Tad Lincoln: Papa? Papa, I want to see Willie. Abraham Lincoln: Me too, Tad. But we can't. Willie's gone. Three years now, he's gone.
Thaddeus Stevens: Read it to me again, my love. Lydia Smith: "Proposed..." Thaddeus Stevens: And adopted. Lydia Smith: Adopted. "An Amendment to the Constitution of the United States. Section One: Neither slavery nor involuntary servitude, except as a punishment for crime whereof the party shall have been duly convicted, shall exist within the United States, or any place subject to their jurisdiction." Thaddeus Stevens: Section Two... Lydia Smith: "Congress shall have power to enforce this amendment by appropriate legislation..."
Abraham Lincoln: Seward doesn't want me leaving big muddy footprints all over town. Mary Todd Lincoln: No one has ever lived who knows better than you the proper placement of footfalls on treacherous paths.
Robert Lincoln: I'm the only man over fifteen and under sixty-five in this whole place not in uniform. Tad Lincoln: I'm under fifteen and I have a uniform.

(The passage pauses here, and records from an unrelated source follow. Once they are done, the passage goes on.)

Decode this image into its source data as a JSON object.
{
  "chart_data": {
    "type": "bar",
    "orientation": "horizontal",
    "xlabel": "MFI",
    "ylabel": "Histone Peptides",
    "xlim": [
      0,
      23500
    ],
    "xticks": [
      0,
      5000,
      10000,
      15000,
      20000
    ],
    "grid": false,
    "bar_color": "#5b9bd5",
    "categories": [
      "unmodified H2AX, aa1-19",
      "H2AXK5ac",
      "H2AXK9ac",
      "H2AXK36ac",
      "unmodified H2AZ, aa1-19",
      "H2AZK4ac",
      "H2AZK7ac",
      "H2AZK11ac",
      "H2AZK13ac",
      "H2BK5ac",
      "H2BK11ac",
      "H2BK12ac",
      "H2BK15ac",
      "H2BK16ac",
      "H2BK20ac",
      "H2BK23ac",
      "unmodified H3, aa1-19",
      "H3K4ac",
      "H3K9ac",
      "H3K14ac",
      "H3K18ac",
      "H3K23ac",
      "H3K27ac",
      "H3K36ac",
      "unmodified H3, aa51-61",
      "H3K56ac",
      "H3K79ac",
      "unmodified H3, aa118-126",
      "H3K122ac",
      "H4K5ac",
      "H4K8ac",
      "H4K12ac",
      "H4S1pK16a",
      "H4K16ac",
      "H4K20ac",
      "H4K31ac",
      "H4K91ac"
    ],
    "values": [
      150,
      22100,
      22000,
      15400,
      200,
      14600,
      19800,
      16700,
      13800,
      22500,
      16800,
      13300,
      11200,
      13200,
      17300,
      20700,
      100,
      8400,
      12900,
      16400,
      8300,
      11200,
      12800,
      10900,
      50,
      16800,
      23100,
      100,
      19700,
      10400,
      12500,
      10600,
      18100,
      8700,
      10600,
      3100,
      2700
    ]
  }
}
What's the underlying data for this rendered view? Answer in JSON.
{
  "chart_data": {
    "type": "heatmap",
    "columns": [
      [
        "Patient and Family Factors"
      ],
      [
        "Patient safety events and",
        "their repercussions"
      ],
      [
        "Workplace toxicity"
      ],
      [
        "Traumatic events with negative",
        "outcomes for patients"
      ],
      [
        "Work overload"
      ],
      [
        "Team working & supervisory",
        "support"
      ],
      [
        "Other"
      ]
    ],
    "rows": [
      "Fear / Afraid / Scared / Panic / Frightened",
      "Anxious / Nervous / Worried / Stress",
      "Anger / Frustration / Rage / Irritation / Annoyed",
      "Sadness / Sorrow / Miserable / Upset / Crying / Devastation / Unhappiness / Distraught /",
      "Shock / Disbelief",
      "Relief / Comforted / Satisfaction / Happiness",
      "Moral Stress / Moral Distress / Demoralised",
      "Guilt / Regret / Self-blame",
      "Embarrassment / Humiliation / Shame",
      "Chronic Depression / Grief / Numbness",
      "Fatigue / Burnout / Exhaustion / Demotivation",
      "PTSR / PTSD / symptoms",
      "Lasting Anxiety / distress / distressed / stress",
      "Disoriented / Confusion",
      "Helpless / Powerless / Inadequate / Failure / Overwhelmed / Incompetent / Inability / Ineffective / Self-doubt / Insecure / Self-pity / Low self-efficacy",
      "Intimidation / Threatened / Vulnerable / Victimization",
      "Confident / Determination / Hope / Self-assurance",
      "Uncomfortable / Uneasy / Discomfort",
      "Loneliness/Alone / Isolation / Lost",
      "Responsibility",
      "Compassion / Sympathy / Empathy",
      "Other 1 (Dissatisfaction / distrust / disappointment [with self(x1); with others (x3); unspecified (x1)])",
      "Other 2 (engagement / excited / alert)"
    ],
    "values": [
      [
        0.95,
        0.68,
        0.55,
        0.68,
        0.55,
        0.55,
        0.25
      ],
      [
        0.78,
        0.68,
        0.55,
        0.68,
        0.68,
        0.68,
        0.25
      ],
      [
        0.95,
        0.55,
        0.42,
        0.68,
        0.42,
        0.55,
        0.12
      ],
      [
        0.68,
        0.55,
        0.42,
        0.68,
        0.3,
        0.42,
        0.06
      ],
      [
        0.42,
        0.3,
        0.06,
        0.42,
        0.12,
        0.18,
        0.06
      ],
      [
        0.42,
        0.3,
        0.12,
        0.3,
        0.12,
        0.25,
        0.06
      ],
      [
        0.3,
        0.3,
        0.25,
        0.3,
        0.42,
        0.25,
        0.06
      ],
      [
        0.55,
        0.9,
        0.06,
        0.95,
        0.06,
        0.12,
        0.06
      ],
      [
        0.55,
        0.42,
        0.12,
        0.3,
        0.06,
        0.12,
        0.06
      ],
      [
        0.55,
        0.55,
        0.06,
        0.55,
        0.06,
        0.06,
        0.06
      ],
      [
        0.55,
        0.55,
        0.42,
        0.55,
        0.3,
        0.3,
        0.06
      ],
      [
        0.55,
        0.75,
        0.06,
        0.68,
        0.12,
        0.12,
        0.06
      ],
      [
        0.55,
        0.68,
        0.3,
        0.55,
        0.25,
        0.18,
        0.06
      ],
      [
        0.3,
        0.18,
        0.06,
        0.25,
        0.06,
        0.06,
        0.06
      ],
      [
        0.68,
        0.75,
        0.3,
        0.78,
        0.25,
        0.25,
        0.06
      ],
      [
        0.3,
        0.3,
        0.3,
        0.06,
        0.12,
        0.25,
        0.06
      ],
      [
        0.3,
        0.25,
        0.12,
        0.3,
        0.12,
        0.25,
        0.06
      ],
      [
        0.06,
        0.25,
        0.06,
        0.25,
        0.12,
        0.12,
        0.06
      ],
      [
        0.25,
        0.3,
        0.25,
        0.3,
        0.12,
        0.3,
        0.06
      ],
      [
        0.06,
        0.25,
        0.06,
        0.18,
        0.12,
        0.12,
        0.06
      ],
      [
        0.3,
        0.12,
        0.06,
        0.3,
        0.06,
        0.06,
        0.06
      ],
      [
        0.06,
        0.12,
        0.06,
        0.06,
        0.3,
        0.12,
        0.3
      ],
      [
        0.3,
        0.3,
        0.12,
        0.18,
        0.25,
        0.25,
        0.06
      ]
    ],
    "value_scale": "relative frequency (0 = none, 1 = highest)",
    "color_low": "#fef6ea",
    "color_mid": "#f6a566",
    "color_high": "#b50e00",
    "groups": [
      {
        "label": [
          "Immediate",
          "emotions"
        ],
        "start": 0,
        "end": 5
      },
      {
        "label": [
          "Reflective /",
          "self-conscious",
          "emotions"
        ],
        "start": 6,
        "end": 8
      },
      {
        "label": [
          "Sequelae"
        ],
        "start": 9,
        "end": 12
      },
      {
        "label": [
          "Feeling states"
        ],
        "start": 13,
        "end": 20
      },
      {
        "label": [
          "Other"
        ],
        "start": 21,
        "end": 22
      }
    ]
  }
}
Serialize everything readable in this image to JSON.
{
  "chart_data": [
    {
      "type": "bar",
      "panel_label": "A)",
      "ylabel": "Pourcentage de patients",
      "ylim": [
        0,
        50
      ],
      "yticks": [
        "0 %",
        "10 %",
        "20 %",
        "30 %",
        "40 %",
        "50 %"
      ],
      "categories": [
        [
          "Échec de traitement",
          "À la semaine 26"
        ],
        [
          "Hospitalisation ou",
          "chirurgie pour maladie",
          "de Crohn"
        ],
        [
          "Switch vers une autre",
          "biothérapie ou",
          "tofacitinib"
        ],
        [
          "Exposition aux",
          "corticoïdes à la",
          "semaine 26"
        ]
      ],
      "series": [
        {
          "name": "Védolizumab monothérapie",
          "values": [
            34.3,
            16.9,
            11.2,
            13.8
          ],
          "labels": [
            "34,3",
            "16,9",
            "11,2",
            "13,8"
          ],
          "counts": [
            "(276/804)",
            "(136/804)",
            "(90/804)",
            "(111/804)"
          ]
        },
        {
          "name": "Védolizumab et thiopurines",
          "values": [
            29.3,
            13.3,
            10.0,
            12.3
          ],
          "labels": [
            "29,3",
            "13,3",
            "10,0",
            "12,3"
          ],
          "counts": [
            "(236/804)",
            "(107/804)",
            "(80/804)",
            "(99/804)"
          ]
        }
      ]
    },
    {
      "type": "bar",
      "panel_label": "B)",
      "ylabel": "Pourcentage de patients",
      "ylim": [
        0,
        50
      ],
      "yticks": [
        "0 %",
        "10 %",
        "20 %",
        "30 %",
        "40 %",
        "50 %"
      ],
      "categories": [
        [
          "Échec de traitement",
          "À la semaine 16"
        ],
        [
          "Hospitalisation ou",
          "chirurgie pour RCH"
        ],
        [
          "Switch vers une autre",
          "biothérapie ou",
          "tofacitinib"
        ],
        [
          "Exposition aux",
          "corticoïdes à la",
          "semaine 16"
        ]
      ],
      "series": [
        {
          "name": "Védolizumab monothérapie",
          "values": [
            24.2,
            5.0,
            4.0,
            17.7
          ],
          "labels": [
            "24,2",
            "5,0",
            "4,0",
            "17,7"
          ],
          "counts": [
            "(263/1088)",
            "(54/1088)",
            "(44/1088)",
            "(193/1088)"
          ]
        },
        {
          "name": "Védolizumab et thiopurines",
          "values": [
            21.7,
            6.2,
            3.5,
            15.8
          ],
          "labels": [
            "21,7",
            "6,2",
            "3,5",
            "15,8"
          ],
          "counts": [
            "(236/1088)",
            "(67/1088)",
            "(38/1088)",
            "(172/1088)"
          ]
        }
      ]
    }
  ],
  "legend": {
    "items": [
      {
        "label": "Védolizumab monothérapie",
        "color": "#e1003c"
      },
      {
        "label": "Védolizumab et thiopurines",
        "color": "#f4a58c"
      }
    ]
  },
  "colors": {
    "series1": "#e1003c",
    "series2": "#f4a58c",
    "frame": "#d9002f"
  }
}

Tad Lincoln: When you were a slave, Mr. Slade, did they beat you? William Slade: I was born a free man. Nobody beat me except I beat them right back. Elizabeth Keckley: Mr. Lincoln, could you come with me, please...? William Slade: Mrs. Keckley was a slave. Ask her if she was beaten. Tad Lincoln: Were you...? Abraham Lincoln: Tad... Elizabeth Keckley: I was beaten with a fire shovel when I was younger than you.